Originally published January 11, 2011

Keywords: Bankruptcy Code, appellate, projected disposable income, debtor, creditor, Ransom v. FIA Card Services,

Today the Supreme Court issued a decision, described below, of interest to the business community.

  • Chapter 13 Bankruptcy—"Projected Disposable Income"

Chapter 13 Bankruptcy—"Projected Disposable Income"

Ransom v. FIA Card Services, N.A., No. 09-907 (previously discussed in the April 19, 2010 Docket Report)

Chapter 13 of the Bankruptcy Code allows an individual debtor to propose a plan for repaying creditors out of the debtor's "projected disposable income." If a creditor objects, the bankruptcy court may confirm the plan only if it provides for all of the debtor's projected disposable income to go toward paying off debt. 11 U.S.C. § 1325(b)(1)(B). Today, in Ransom v. FIA Card Services, N.A., No. 09-907, the Supreme Court clarified the method for calculating disposable income under Chapter 13, holding that only those categories of expenses that the debtor actually incurs may be subtracted from the debtor's current income, even when the specific amount that would otherwise be subtracted is, as a matter of statute, a standardized rather than individualized amount.

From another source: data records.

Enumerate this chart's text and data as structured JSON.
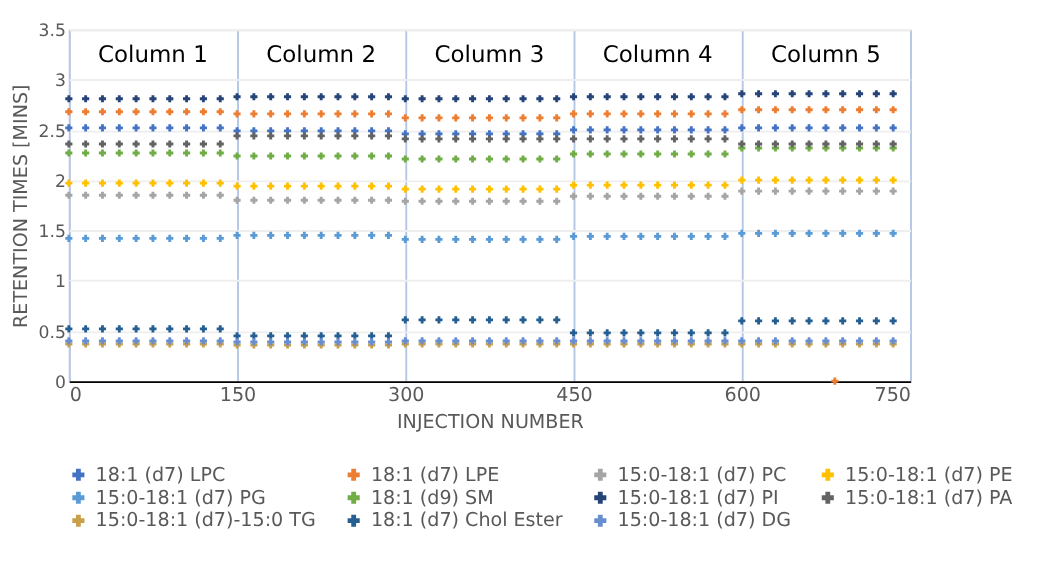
{
  "chart_data": {
    "type": "scatter",
    "xlabel": "INJECTION NUMBER",
    "ylabel": "RETENTION TIMES [MINS]",
    "xlim": [
      0,
      750
    ],
    "xticks": [
      0,
      150,
      300,
      450,
      600,
      750
    ],
    "ylim": [
      0,
      3.5
    ],
    "yticks": [
      0,
      0.5,
      1,
      1.5,
      2,
      2.5,
      3,
      3.5
    ],
    "grid": true,
    "legend": "bottom",
    "marker": "cross",
    "annotations": [
      "Column 1",
      "Column 2",
      "Column 3",
      "Column 4",
      "Column 5"
    ],
    "x": [
      0,
      15,
      30,
      45,
      60,
      75,
      90,
      105,
      120,
      135,
      150,
      165,
      180,
      195,
      210,
      225,
      240,
      255,
      270,
      285,
      300,
      315,
      330,
      345,
      360,
      375,
      390,
      405,
      420,
      435,
      450,
      465,
      480,
      495,
      510,
      525,
      540,
      555,
      570,
      585,
      600,
      615,
      630,
      645,
      660,
      675,
      690,
      705,
      720,
      735
    ],
    "series": [
      {
        "name": "18:1 (d7) LPC",
        "color": "#4472c4",
        "values": [
          2.52,
          2.52,
          2.52,
          2.52,
          2.52,
          2.52,
          2.52,
          2.52,
          2.52,
          2.52,
          2.49,
          2.49,
          2.49,
          2.49,
          2.49,
          2.49,
          2.49,
          2.49,
          2.49,
          2.49,
          2.46,
          2.46,
          2.46,
          2.46,
          2.46,
          2.46,
          2.46,
          2.46,
          2.46,
          2.46,
          2.5,
          2.5,
          2.5,
          2.5,
          2.5,
          2.5,
          2.5,
          2.5,
          2.5,
          2.5,
          2.52,
          2.52,
          2.52,
          2.52,
          2.52,
          2.52,
          2.52,
          2.52,
          2.52,
          2.52
        ]
      },
      {
        "name": "18:1 (d7) LPE",
        "color": "#ed7d31",
        "x": [
          0,
          15,
          30,
          45,
          60,
          75,
          90,
          105,
          120,
          135,
          150,
          165,
          180,
          195,
          210,
          225,
          240,
          255,
          270,
          285,
          300,
          315,
          330,
          345,
          360,
          375,
          390,
          405,
          420,
          435,
          450,
          465,
          480,
          495,
          510,
          525,
          540,
          555,
          570,
          585,
          600,
          615,
          630,
          645,
          660,
          675,
          683,
          690,
          705,
          720,
          735
        ],
        "values": [
          2.68,
          2.68,
          2.68,
          2.68,
          2.68,
          2.68,
          2.68,
          2.68,
          2.68,
          2.68,
          2.66,
          2.66,
          2.66,
          2.66,
          2.66,
          2.66,
          2.66,
          2.66,
          2.66,
          2.66,
          2.62,
          2.62,
          2.62,
          2.62,
          2.62,
          2.62,
          2.62,
          2.62,
          2.62,
          2.62,
          2.66,
          2.66,
          2.66,
          2.66,
          2.66,
          2.66,
          2.66,
          2.66,
          2.66,
          2.66,
          2.7,
          2.7,
          2.7,
          2.7,
          2.7,
          2.7,
          0,
          2.7,
          2.7,
          2.7,
          2.7
        ]
      },
      {
        "name": "15:0-18:1 (d7) PC",
        "color": "#a5a5a5",
        "values": [
          1.85,
          1.85,
          1.85,
          1.85,
          1.85,
          1.85,
          1.85,
          1.85,
          1.85,
          1.85,
          1.8,
          1.8,
          1.8,
          1.8,
          1.8,
          1.8,
          1.8,
          1.8,
          1.8,
          1.8,
          1.79,
          1.79,
          1.79,
          1.79,
          1.79,
          1.79,
          1.79,
          1.79,
          1.79,
          1.79,
          1.84,
          1.84,
          1.84,
          1.84,
          1.84,
          1.84,
          1.84,
          1.84,
          1.84,
          1.84,
          1.89,
          1.89,
          1.89,
          1.89,
          1.89,
          1.89,
          1.89,
          1.89,
          1.89,
          1.89
        ]
      },
      {
        "name": "15:0-18:1 (d7) PE",
        "color": "#ffc000",
        "values": [
          1.97,
          1.97,
          1.97,
          1.97,
          1.97,
          1.97,
          1.97,
          1.97,
          1.97,
          1.97,
          1.94,
          1.94,
          1.94,
          1.94,
          1.94,
          1.94,
          1.94,
          1.94,
          1.94,
          1.94,
          1.91,
          1.91,
          1.91,
          1.91,
          1.91,
          1.91,
          1.91,
          1.91,
          1.91,
          1.91,
          1.95,
          1.95,
          1.95,
          1.95,
          1.95,
          1.95,
          1.95,
          1.95,
          1.95,
          1.95,
          2.0,
          2.0,
          2.0,
          2.0,
          2.0,
          2.0,
          2.0,
          2.0,
          2.0,
          2.0
        ]
      },
      {
        "name": "15:0-18:1 (d7) PG",
        "color": "#5b9bd5",
        "values": [
          1.42,
          1.42,
          1.42,
          1.42,
          1.42,
          1.42,
          1.42,
          1.42,
          1.42,
          1.42,
          1.45,
          1.45,
          1.45,
          1.45,
          1.45,
          1.45,
          1.45,
          1.45,
          1.45,
          1.45,
          1.41,
          1.41,
          1.41,
          1.41,
          1.41,
          1.41,
          1.41,
          1.41,
          1.41,
          1.41,
          1.44,
          1.44,
          1.44,
          1.44,
          1.44,
          1.44,
          1.44,
          1.44,
          1.44,
          1.44,
          1.47,
          1.47,
          1.47,
          1.47,
          1.47,
          1.47,
          1.47,
          1.47,
          1.47,
          1.47
        ]
      },
      {
        "name": "18:1 (d9) SM",
        "color": "#70ad47",
        "values": [
          2.27,
          2.27,
          2.27,
          2.27,
          2.27,
          2.27,
          2.27,
          2.27,
          2.27,
          2.27,
          2.24,
          2.24,
          2.24,
          2.24,
          2.24,
          2.24,
          2.24,
          2.24,
          2.24,
          2.24,
          2.21,
          2.21,
          2.21,
          2.21,
          2.21,
          2.21,
          2.21,
          2.21,
          2.21,
          2.21,
          2.26,
          2.26,
          2.26,
          2.26,
          2.26,
          2.26,
          2.26,
          2.26,
          2.26,
          2.26,
          2.32,
          2.32,
          2.32,
          2.32,
          2.32,
          2.32,
          2.32,
          2.32,
          2.32,
          2.32
        ]
      },
      {
        "name": "15:0-18:1 (d7) PI",
        "color": "#264478",
        "values": [
          2.81,
          2.81,
          2.81,
          2.81,
          2.81,
          2.81,
          2.81,
          2.81,
          2.81,
          2.81,
          2.83,
          2.83,
          2.83,
          2.83,
          2.83,
          2.83,
          2.83,
          2.83,
          2.83,
          2.83,
          2.81,
          2.81,
          2.81,
          2.81,
          2.81,
          2.81,
          2.81,
          2.81,
          2.81,
          2.81,
          2.83,
          2.83,
          2.83,
          2.83,
          2.83,
          2.83,
          2.83,
          2.83,
          2.83,
          2.83,
          2.86,
          2.86,
          2.86,
          2.86,
          2.86,
          2.86,
          2.86,
          2.86,
          2.86,
          2.86
        ]
      },
      {
        "name": "15:0-18:1 (d7) PA",
        "color": "#636363",
        "values": [
          2.36,
          2.36,
          2.36,
          2.36,
          2.36,
          2.36,
          2.36,
          2.36,
          2.36,
          2.36,
          2.44,
          2.44,
          2.44,
          2.44,
          2.44,
          2.44,
          2.44,
          2.44,
          2.44,
          2.44,
          2.41,
          2.41,
          2.41,
          2.41,
          2.41,
          2.41,
          2.41,
          2.41,
          2.41,
          2.41,
          2.41,
          2.41,
          2.41,
          2.41,
          2.41,
          2.41,
          2.41,
          2.41,
          2.41,
          2.41,
          2.36,
          2.36,
          2.36,
          2.36,
          2.36,
          2.36,
          2.36,
          2.36,
          2.36,
          2.36
        ]
      },
      {
        "name": "15:0-18:1 (d7)-15:0 TG",
        "color": "#c9a04a",
        "values": [
          0.37,
          0.37,
          0.37,
          0.37,
          0.37,
          0.37,
          0.37,
          0.37,
          0.37,
          0.37,
          0.36,
          0.36,
          0.36,
          0.36,
          0.36,
          0.36,
          0.36,
          0.36,
          0.36,
          0.36,
          0.37,
          0.37,
          0.37,
          0.37,
          0.37,
          0.37,
          0.37,
          0.37,
          0.37,
          0.37,
          0.37,
          0.37,
          0.37,
          0.37,
          0.37,
          0.37,
          0.37,
          0.37,
          0.37,
          0.37,
          0.37,
          0.37,
          0.37,
          0.37,
          0.37,
          0.37,
          0.37,
          0.37,
          0.37,
          0.37
        ]
      },
      {
        "name": "18:1 (d7) Chol Ester",
        "color": "#255e91",
        "values": [
          0.52,
          0.52,
          0.52,
          0.52,
          0.52,
          0.52,
          0.52,
          0.52,
          0.52,
          0.52,
          0.45,
          0.45,
          0.45,
          0.45,
          0.45,
          0.45,
          0.45,
          0.45,
          0.45,
          0.45,
          0.61,
          0.61,
          0.61,
          0.61,
          0.61,
          0.61,
          0.61,
          0.61,
          0.61,
          0.61,
          0.48,
          0.48,
          0.48,
          0.48,
          0.48,
          0.48,
          0.48,
          0.48,
          0.48,
          0.48,
          0.6,
          0.6,
          0.6,
          0.6,
          0.6,
          0.6,
          0.6,
          0.6,
          0.6,
          0.6
        ]
      },
      {
        "name": "15:0-18:1 (d7) DG",
        "color": "#698ed0",
        "values": [
          0.4,
          0.4,
          0.4,
          0.4,
          0.4,
          0.4,
          0.4,
          0.4,
          0.4,
          0.4,
          0.39,
          0.39,
          0.39,
          0.39,
          0.39,
          0.39,
          0.39,
          0.39,
          0.39,
          0.39,
          0.4,
          0.4,
          0.4,
          0.4,
          0.4,
          0.4,
          0.4,
          0.4,
          0.4,
          0.4,
          0.4,
          0.4,
          0.4,
          0.4,
          0.4,
          0.4,
          0.4,
          0.4,
          0.4,
          0.4,
          0.4,
          0.4,
          0.4,
          0.4,
          0.4,
          0.4,
          0.4,
          0.4,
          0.4,
          0.4
        ]
      }
    ]
  }
}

For debtors whose monthly income exceeds the median in their state, the Bankruptcy Abuse Prevention and Consumer Protection Act of 2005 replaced case-by-case determinations of disposable income with a semi-standardized "means test." The means test calculates disposable income by subtracting "amounts reasonably necessary to be expended" in certain categories from the debtor's current monthly income. For some categories of expenses, the "amounts reasonably necessary to be expended" are defined as the standardized amounts found in certain IRS standards. With respect to those categories of expenses, the means test allows the debtor to subtract from current income the "applicable monthly expense amounts" set forth in the relevant standards. Those standards include, among other things, a standardized automobile "ownership cost" and a standardized automobile "operating cost."

The question in Ransom was whether the means test permits a debtor to subtract the standardized automobile "ownership cost" when the debtor owns the automobile outright, and thus does not make monthly loan or lease payments. The Bankruptcy Court, the Ninth Circuit B.A.P., and the Ninth Circuit all denied confirmation of the proposed plan because it did not commit all disposable income—calculated without an "ownership cost" expense—to debt repayment.

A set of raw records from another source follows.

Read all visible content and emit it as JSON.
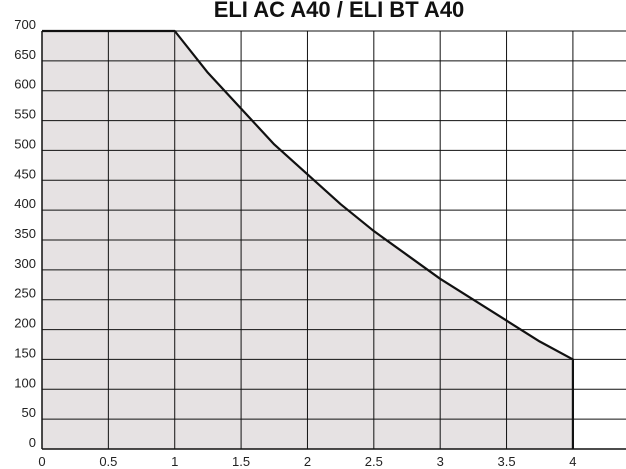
{
  "chart_data": {
    "type": "area",
    "title": "ELI AC A40 / ELI BT A40",
    "xlabel": "",
    "ylabel": "",
    "xlim": [
      0,
      4.4
    ],
    "ylim": [
      0,
      700
    ],
    "x_ticks": [
      "0",
      "0.5",
      "1",
      "1.5",
      "2",
      "2.5",
      "3",
      "3.5",
      "4"
    ],
    "y_ticks": [
      "0",
      "50",
      "100",
      "150",
      "200",
      "250",
      "300",
      "350",
      "400",
      "450",
      "500",
      "550",
      "600",
      "650",
      "700"
    ],
    "grid": true,
    "legend": "none",
    "series": [
      {
        "x": [
          0,
          0.5,
          1.0,
          1.25,
          1.5,
          1.75,
          2.0,
          2.25,
          2.5,
          2.75,
          3.0,
          3.25,
          3.5,
          3.75,
          4.0,
          4.0
        ],
        "values": [
          700,
          700,
          700,
          630,
          570,
          510,
          460,
          410,
          365,
          325,
          285,
          250,
          215,
          180,
          150,
          0
        ]
      }
    ],
    "colors": {
      "fill": "#e6e2e3",
      "line": "#111111",
      "grid": "#111111",
      "background": "#ffffff"
    }
  }
}
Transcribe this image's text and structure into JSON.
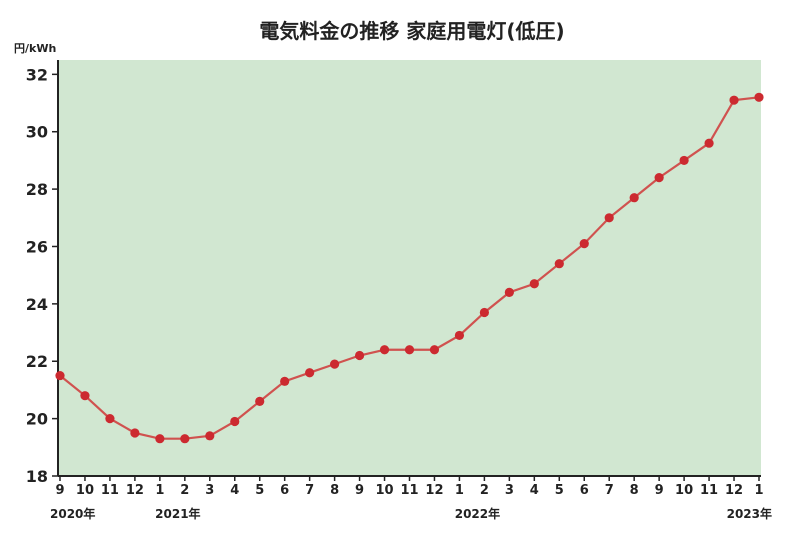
{
  "chart_data": {
    "type": "line",
    "title": "電気料金の推移 家庭用電灯(低圧)",
    "ylabel": "円/kWh",
    "xlabel": "",
    "ylim": [
      18,
      32.5
    ],
    "yticks": [
      18,
      20,
      22,
      24,
      26,
      28,
      30,
      32
    ],
    "grid": false,
    "categories": [
      "9",
      "10",
      "11",
      "12",
      "1",
      "2",
      "3",
      "4",
      "5",
      "6",
      "7",
      "8",
      "9",
      "10",
      "11",
      "12",
      "1",
      "2",
      "3",
      "4",
      "5",
      "6",
      "7",
      "8",
      "9",
      "10",
      "11",
      "12",
      "1"
    ],
    "year_labels": [
      {
        "index": 0,
        "label": "2020年"
      },
      {
        "index": 4,
        "label": "2021年"
      },
      {
        "index": 16,
        "label": "2022年"
      },
      {
        "index": 28,
        "label": "2023年"
      }
    ],
    "series": [
      {
        "values": [
          21.5,
          20.8,
          20.0,
          19.5,
          19.3,
          19.3,
          19.4,
          19.9,
          20.6,
          21.3,
          21.6,
          21.9,
          22.2,
          22.4,
          22.4,
          22.4,
          22.9,
          23.7,
          24.4,
          24.7,
          25.4,
          26.1,
          27.0,
          27.7,
          28.4,
          29.0,
          29.6,
          31.1,
          31.2
        ]
      }
    ],
    "colors": {
      "plot_background": "#d1e7d1",
      "line": "#d0524f",
      "marker": "#cc2a30"
    }
  }
}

In today's 8-1 decision written by Justice Kagan, her first opinion, the Supreme Court affirmed the lower court decision, ruling in favor of an objecting creditor and holding that the "ownership cost" reduction was not available to a debtor who incurred no such costs.

The Court focused on the phrase "applicable monthly expense amounts," reasoning that categories of expenses are not "applicable" to a debtor who does not incur them. Slip op. 6–7. The Court rejected the debtor's contention that the word "applicable" refers to the process of identifying the appropriate amount in the IRS tables of ownership costs (which set forth different standardized amounts depending on the debtors' location, family size, and other variables), rather than the evaluation of whether the category applies at all to that debtor. Id. at 11. The plain meaning of "applicable" supports the Court's reading, Justice Kagan wrote, as does the ultimate object of the means test, which is to determine the "amounts reasonably necessary to be expended" by the debtor. Id. at 8. The Court also found that the legislative intent of "ensur[ing] that [debtors] repay creditors the maximum they can afford" favored excluding such hypothetical expenses. Id. at 9 (quoting H.R. Rep. 109-31, pt. 1, at 2 (2005)). Having decided that the debtor may apply only those categories in which he incurs actual expenses, the Court then held that the "ownership costs" category encompasses only loan or lease payments; insurance, maintenance expenses, taxes, and other costs are covered by the separate "operating costs" category. Id. at 9–10.

Justice Scalia's lone dissent relied largely on his contrary parsing of the statutory text.